Sheeple, a portmanteau of sheep and people, is described as an informal word that defines “people who are docile, compliant, or easily influenced” and thereby “likened to sheep.”
'Sheeple' is in the dictionary now. https://t.co/pbXVADEoBm
— Merriam-Webster (@MerriamWebster) April 27, 2017
The first example of the word used in a sentence is your regular, run-of-the-mill example:
“James Nichols, who ran the family farm here, stamped dollar bills with red ink in protest against currency and told his neighbors that they were “sheeple” for obeying authority like livestock.” – Sara Rimer and James Bennet
However, the second example is much more interesting and possibly offensive:
“Apple’s debuted a battery case for the juice-sucking iPhone—an ungainly lumpy case the sheeple will happily shell out $99 for.” – Doug Criss
Merriam-Webster, an American company that publishes reference books, especially known for its dictionaries, dates back all the way to the 19th century (1843, to be precise). It says the first usage of the word “sheeple” was back in 1945. This was obviously long before Apple was founded as a company and started manufacturing Macs, iPods, iPhones, and a whole range of its devices.
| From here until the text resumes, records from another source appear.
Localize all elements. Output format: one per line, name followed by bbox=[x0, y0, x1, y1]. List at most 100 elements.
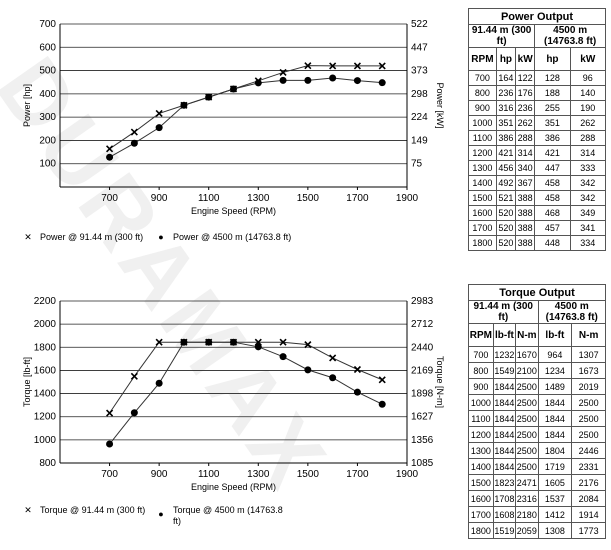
column-group-header: 91.44 m (300 ft) bbox=[468, 300, 539, 324]
data-point-dot bbox=[353, 77, 361, 85]
column-header: N-m bbox=[515, 323, 539, 347]
y-tick-label: 1200 bbox=[34, 412, 57, 423]
data-point-x bbox=[353, 62, 361, 70]
table-cell: 334 bbox=[569, 235, 607, 251]
table-cell: 262 bbox=[569, 115, 607, 131]
table-cell: 316 bbox=[495, 100, 517, 116]
table-cell: 700 bbox=[468, 346, 494, 363]
table-cell: 140 bbox=[569, 85, 607, 101]
series-line-1 bbox=[109, 341, 383, 414]
table-cell: 1232 bbox=[492, 346, 517, 363]
y2-tick-label: 2440 bbox=[411, 342, 434, 353]
table-row: 1600 1708 2316 1537 2084 bbox=[468, 490, 606, 507]
table-cell: 1519 bbox=[492, 522, 517, 539]
data-point-x bbox=[304, 341, 312, 349]
y2-tick-label: 2169 bbox=[411, 365, 434, 376]
column-header: lb-ft bbox=[537, 323, 573, 347]
data-point-x bbox=[353, 365, 361, 374]
table-row: 1200 421 314 421 314 bbox=[468, 145, 607, 161]
dot-marker-icon: ● bbox=[158, 232, 164, 242]
table-cell: 520 bbox=[495, 235, 517, 251]
table-row: 1300 1844 2500 1804 2446 bbox=[468, 442, 606, 459]
table-cell: 1844 bbox=[492, 426, 517, 443]
table-cell: 900 bbox=[468, 100, 497, 116]
y2-tick-label: 149 bbox=[411, 135, 428, 146]
data-point-x bbox=[378, 62, 386, 70]
data-point-dot bbox=[329, 374, 337, 382]
data-point-dot bbox=[353, 388, 361, 396]
y2-tick-label: 298 bbox=[411, 89, 428, 100]
x-tick-label: 900 bbox=[151, 469, 168, 480]
x-marker-icon: ✕ bbox=[24, 232, 32, 242]
table-cell: 1500 bbox=[468, 474, 494, 491]
data-point-dot bbox=[254, 343, 262, 351]
table-cell: 288 bbox=[515, 130, 536, 146]
table-cell: 1300 bbox=[468, 442, 494, 459]
table-row: 1800 520 388 448 334 bbox=[468, 235, 607, 251]
data-point-x bbox=[279, 338, 287, 346]
x-tick-label: 700 bbox=[101, 193, 118, 204]
y-tick-label: 2200 bbox=[34, 296, 57, 307]
table-row: 1800 1519 2059 1308 1773 bbox=[468, 522, 606, 539]
table-row: 700 1232 1670 964 1307 bbox=[468, 346, 606, 363]
table-cell: 1844 bbox=[492, 442, 517, 459]
x-tick-label: 1700 bbox=[346, 469, 369, 480]
column-group-header: 91.44 m (300 ft) bbox=[467, 24, 536, 48]
table-cell: 447 bbox=[534, 160, 571, 176]
data-point-dot bbox=[205, 93, 213, 101]
table-cell: 700 bbox=[468, 70, 497, 86]
x-tick-label: 1100 bbox=[198, 193, 220, 204]
table-row: 1000 351 262 351 262 bbox=[468, 115, 607, 131]
table-cell: 900 bbox=[468, 378, 494, 395]
table-cell: 2019 bbox=[571, 378, 606, 395]
table-row: 1500 1823 2471 1605 2176 bbox=[468, 474, 606, 491]
table-cell: 351 bbox=[495, 115, 517, 131]
table-row: 1300 456 340 447 333 bbox=[468, 160, 607, 176]
data-point-dot bbox=[106, 153, 114, 161]
table-cell: 521 bbox=[495, 190, 517, 206]
table-header-row: RPM lb-ft N-m lb-ft N-m bbox=[468, 323, 606, 347]
table-cell: 1600 bbox=[468, 205, 497, 221]
table-cell: 164 bbox=[495, 70, 517, 86]
column-header: lb-ft bbox=[492, 323, 517, 347]
data-point-dot bbox=[378, 79, 386, 87]
table-cell: 188 bbox=[534, 85, 571, 101]
table-cell: 1400 bbox=[468, 458, 494, 475]
data-point-x bbox=[378, 376, 386, 384]
table-row: 1100 386 288 386 288 bbox=[468, 130, 607, 146]
table-cell: 236 bbox=[515, 100, 536, 116]
x-marker-icon: ✕ bbox=[24, 505, 32, 515]
table-cell: 349 bbox=[569, 205, 607, 221]
column-header: kW bbox=[515, 47, 536, 71]
torque-output-table: Torque Output 91.44 m (300 ft) 4500 m (1… bbox=[468, 284, 607, 539]
table-cell: 456 bbox=[495, 160, 517, 176]
table-row: 1600 520 388 468 349 bbox=[468, 205, 607, 221]
table-cell: 1844 bbox=[492, 394, 517, 411]
table-cell: 1500 bbox=[468, 190, 497, 206]
y-tick-label: 100 bbox=[39, 159, 56, 170]
table-row: 1200 1844 2500 1844 2500 bbox=[468, 426, 606, 443]
table-cell: 1673 bbox=[571, 362, 606, 379]
table-cell: 1914 bbox=[571, 506, 606, 523]
table-cell: 1844 bbox=[537, 394, 573, 411]
table-cell: 1100 bbox=[468, 410, 494, 427]
y-axis-label: Torque [lb-ft] bbox=[22, 357, 32, 407]
series-line-2 bbox=[109, 341, 383, 445]
table-cell: 96 bbox=[569, 70, 607, 86]
table-cell: 2471 bbox=[515, 474, 539, 491]
table-cell: 1844 bbox=[537, 410, 573, 427]
table-cell: 1200 bbox=[468, 426, 494, 443]
y-tick-label: 1600 bbox=[34, 365, 57, 376]
data-point-dot bbox=[230, 338, 237, 346]
x-tick-label: 700 bbox=[101, 469, 118, 480]
table-cell: 458 bbox=[534, 175, 571, 191]
data-point-dot bbox=[329, 74, 337, 82]
table-cell: 1200 bbox=[468, 145, 497, 161]
table-cell: 1804 bbox=[537, 442, 573, 459]
data-point-x bbox=[279, 68, 287, 76]
y-tick-label: 200 bbox=[39, 135, 56, 146]
table-cell: 1823 bbox=[492, 474, 517, 491]
table-cell: 2500 bbox=[515, 394, 539, 411]
table-header-row: RPM hp kW hp kW bbox=[468, 47, 607, 71]
data-point-x bbox=[106, 409, 114, 417]
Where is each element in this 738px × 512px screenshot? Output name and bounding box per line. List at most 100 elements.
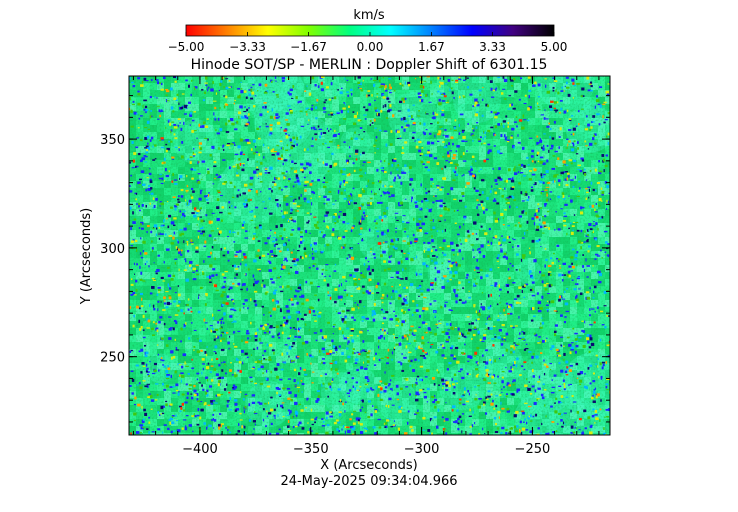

It’s unclear if someone in Merriam-Webster is mad at Apple (namely, Doug Criss, the author of the questionable example) for not meeting expectations. The company didn’t provide a response to the unusual example, even though some Twitter users have pointed out it might be offensive to its users. A much larger portion of Twitter-verse found the example rather funny and accurate.
For what it’s worth, the word’s popularity seems to fall within the bottom 10 percent of the entire dictionary catalog.